Interpreted in accordance with line 1912 and line 1917, the output through JJJJ=-30804 was produced in the first 2 seconds of running on a personal computer with an Intel 2.66 GHz. chip and the IBM basica/D interpreter.

References

Amaral, A. R. S. (2006), "On the exact solution of a facility layout problem," European Journal of Operational Research 173, 508-518.

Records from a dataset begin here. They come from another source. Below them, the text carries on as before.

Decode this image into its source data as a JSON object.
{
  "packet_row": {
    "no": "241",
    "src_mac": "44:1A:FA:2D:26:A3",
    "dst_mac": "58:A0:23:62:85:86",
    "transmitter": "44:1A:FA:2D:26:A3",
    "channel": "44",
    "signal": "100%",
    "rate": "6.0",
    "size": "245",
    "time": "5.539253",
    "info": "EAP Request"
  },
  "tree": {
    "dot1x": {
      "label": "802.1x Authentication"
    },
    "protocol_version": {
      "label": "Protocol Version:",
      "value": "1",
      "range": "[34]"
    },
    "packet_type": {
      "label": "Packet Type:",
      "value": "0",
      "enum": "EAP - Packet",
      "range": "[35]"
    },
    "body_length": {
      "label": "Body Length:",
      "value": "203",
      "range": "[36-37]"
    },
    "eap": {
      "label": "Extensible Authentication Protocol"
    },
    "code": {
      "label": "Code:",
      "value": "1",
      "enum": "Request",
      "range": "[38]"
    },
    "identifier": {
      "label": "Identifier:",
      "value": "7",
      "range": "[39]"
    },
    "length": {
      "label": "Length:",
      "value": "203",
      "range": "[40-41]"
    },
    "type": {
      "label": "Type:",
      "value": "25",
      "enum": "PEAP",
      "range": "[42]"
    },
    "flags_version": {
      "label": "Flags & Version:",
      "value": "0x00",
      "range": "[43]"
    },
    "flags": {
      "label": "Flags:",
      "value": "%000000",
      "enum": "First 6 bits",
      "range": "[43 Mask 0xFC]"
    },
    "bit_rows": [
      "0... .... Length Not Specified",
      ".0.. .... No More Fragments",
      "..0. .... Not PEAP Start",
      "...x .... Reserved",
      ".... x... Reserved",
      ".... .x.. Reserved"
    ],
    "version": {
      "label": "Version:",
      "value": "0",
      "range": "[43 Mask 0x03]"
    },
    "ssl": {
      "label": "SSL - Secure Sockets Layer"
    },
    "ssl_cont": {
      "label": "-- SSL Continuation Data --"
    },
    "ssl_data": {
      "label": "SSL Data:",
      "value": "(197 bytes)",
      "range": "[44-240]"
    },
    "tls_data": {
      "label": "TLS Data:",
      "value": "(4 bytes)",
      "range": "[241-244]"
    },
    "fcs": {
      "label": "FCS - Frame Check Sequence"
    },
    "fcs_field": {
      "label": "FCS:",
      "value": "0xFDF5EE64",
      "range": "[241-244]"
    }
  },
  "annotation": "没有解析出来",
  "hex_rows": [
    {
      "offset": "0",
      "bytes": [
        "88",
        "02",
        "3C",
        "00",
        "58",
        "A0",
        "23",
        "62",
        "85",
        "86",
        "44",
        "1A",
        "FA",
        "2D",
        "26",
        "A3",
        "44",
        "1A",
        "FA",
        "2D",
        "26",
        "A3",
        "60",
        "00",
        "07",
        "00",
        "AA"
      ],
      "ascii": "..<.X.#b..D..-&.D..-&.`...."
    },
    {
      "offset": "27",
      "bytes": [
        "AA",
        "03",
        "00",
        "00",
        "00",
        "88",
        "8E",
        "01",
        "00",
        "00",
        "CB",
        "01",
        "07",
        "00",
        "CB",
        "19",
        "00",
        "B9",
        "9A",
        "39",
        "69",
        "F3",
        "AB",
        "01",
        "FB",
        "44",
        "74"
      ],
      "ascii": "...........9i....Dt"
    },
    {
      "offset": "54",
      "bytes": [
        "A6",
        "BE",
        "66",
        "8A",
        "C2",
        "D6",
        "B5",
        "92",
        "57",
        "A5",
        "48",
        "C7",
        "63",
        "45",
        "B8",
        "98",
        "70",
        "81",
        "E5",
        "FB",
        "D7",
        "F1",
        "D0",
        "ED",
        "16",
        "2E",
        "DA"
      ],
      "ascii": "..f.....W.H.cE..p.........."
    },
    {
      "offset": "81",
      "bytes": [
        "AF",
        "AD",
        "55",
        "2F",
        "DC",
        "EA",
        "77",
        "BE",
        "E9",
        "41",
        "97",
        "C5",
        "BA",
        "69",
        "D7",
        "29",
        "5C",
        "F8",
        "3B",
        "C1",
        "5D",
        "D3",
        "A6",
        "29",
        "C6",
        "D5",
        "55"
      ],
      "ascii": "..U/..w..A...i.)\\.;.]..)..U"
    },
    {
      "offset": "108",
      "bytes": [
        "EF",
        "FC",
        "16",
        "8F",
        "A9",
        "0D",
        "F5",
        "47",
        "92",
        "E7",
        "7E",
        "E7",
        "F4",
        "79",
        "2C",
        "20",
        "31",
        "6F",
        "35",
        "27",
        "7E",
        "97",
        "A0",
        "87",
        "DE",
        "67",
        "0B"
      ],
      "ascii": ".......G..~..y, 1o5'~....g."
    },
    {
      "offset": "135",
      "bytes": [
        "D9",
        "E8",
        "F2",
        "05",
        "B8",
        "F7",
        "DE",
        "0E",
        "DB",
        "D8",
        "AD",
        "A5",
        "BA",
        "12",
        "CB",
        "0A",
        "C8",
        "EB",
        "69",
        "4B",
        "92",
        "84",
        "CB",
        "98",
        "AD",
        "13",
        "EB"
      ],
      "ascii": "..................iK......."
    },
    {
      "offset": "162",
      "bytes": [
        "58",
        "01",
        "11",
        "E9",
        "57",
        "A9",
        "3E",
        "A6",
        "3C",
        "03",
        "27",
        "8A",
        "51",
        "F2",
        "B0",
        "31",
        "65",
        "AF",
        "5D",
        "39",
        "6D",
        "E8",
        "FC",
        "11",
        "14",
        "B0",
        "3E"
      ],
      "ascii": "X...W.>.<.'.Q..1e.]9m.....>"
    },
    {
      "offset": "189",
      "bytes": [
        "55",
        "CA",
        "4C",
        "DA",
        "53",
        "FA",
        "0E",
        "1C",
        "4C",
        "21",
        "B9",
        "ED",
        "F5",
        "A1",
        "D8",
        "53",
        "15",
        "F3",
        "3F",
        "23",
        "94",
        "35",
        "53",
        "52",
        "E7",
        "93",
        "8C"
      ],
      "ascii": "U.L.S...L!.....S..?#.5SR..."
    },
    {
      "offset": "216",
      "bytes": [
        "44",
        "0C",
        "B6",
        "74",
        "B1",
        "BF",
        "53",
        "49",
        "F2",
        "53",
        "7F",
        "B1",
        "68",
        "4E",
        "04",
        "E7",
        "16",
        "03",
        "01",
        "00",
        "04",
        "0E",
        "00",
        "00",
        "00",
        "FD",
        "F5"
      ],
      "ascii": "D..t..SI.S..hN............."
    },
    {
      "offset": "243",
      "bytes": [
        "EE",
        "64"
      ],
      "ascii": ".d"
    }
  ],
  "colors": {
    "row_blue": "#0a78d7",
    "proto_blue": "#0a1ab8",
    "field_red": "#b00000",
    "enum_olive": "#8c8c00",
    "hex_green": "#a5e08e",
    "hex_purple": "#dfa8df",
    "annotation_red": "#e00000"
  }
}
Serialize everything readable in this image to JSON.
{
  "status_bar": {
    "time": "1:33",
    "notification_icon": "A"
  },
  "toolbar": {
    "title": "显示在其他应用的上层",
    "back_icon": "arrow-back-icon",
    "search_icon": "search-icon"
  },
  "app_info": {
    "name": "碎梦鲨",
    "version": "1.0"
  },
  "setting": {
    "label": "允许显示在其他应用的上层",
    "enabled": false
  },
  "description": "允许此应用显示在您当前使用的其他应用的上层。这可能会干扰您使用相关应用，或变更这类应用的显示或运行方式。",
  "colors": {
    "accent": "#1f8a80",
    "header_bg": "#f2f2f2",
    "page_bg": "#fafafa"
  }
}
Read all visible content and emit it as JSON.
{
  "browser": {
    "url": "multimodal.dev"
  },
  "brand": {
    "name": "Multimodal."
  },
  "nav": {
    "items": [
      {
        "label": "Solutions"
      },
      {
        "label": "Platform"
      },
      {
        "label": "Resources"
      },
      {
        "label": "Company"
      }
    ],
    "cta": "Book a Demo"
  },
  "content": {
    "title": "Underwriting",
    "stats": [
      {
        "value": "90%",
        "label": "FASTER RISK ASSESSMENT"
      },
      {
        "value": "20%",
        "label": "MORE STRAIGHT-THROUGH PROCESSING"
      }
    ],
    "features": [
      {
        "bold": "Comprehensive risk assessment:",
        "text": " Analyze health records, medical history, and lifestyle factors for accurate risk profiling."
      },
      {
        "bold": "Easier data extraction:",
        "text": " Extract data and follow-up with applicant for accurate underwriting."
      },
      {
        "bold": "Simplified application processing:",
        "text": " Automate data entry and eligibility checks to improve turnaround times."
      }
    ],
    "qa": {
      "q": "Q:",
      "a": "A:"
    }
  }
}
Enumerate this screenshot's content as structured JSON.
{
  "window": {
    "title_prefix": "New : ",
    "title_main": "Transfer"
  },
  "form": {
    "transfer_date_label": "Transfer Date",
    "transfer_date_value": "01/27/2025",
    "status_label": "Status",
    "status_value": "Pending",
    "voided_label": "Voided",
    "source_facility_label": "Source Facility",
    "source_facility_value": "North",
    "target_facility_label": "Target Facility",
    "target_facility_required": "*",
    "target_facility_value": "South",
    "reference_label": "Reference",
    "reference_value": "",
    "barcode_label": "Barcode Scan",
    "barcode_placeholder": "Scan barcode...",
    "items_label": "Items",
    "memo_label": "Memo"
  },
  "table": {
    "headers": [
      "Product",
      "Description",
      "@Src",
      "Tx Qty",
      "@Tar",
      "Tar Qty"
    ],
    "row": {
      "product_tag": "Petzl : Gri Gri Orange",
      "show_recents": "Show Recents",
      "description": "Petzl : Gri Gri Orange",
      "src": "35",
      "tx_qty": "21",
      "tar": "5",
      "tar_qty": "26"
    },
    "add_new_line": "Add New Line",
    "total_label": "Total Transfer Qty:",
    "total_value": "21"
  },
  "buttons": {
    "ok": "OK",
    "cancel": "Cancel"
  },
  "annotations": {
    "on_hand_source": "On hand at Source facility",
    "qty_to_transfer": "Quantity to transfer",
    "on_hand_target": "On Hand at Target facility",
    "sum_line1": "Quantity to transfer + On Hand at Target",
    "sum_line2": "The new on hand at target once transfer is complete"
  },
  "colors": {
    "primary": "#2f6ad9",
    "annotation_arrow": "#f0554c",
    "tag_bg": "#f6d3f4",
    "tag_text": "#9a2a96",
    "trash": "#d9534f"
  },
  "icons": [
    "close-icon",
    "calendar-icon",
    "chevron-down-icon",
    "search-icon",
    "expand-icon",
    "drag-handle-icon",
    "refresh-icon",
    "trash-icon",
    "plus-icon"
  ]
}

Heragu, S. S., and Kusiak, A. (1991), "Efficient models for the facility layout problem," European Journal of Operational Research 53, 1-13.

Simmons, D. M. (1969), "One-dimensional space allocation: An ordering algorithm," Operations Research 17, 812-826.